Marqué très jeune par les photos d’Henri Cartier-Bresson, Josef Koudelka ou Eliott Erwitt, je me suis parfois rêvé photographe de guerre, mais je ne me souviens en réalité pas avoir voulu faire autre chose que réalisateur de films.

L’un de mes premiers « actes de cinéphile » fut de tenir semaine après semaine une liste exhaustive de tous les films que je vois au cinéma, et ce depuis mes 15 ans. Le premier film de cette liste, c’est Buena Vista Social Club, de Wim Wenders, vu le 24 juin 1999 avec ma mère et des amis à elle au cinéma L’Arlequin à Paris. À l’heure où j’écris ces lignes, 1.360 films figurent sur ma liste : en comptant une moyenne de 100 minutes par film, cela représente 136.000 minutes de visionnage, soit 2.166 heures, soit 90 jours. Trois mois complets passés à voir des films au cinéma en un peu plus de vingt ans que je tiens cette liste. Soit 1,25% de tout mon temps de vie. À la fois peu, et quand même pas mal.
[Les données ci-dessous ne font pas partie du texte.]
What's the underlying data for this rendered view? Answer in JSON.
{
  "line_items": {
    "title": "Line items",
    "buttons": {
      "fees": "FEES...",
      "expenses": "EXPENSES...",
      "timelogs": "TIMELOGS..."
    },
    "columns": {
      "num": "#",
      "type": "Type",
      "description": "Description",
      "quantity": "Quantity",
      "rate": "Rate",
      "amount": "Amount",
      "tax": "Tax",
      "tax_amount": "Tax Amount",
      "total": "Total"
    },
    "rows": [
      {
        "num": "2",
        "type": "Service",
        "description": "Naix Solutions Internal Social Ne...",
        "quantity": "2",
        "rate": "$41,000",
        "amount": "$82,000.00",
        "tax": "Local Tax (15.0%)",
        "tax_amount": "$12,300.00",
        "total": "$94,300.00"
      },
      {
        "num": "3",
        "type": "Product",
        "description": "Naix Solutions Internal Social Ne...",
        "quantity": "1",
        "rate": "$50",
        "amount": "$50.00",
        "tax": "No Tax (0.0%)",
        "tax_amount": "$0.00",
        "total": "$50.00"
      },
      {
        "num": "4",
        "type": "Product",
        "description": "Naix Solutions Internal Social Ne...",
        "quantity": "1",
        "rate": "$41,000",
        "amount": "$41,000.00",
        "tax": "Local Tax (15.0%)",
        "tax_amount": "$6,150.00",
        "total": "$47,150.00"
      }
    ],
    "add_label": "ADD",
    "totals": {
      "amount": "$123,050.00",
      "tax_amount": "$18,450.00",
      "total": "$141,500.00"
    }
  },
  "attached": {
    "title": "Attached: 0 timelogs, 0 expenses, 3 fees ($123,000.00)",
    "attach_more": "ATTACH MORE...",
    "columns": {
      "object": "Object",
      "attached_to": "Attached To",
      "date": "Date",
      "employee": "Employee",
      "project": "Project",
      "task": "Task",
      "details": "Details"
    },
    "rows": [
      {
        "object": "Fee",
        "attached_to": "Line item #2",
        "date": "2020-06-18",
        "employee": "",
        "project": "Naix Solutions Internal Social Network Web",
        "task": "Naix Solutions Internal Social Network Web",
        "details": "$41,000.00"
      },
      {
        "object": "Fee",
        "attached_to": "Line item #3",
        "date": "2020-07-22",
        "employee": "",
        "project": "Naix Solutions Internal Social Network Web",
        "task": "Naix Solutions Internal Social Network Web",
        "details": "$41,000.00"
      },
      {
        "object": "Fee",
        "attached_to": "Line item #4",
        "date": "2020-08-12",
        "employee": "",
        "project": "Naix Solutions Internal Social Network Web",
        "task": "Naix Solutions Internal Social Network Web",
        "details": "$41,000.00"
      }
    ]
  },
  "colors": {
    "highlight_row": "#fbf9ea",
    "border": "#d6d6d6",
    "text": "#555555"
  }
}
Chaque fois que j’y jette un œil, je me replonge dans des périodes révolues de ma vie, revivant les états émotionnels et repensant à mes relations amicales et amoureuses d’alors, me souvenant de ma boulimie de films Bollywood au milieu des années 2000, de ma période de vie à Budapest où j’ai découvert une autre cinématographie, avant de rentrer à Paris en 2010 pour commencer à moi-même réaliser des films.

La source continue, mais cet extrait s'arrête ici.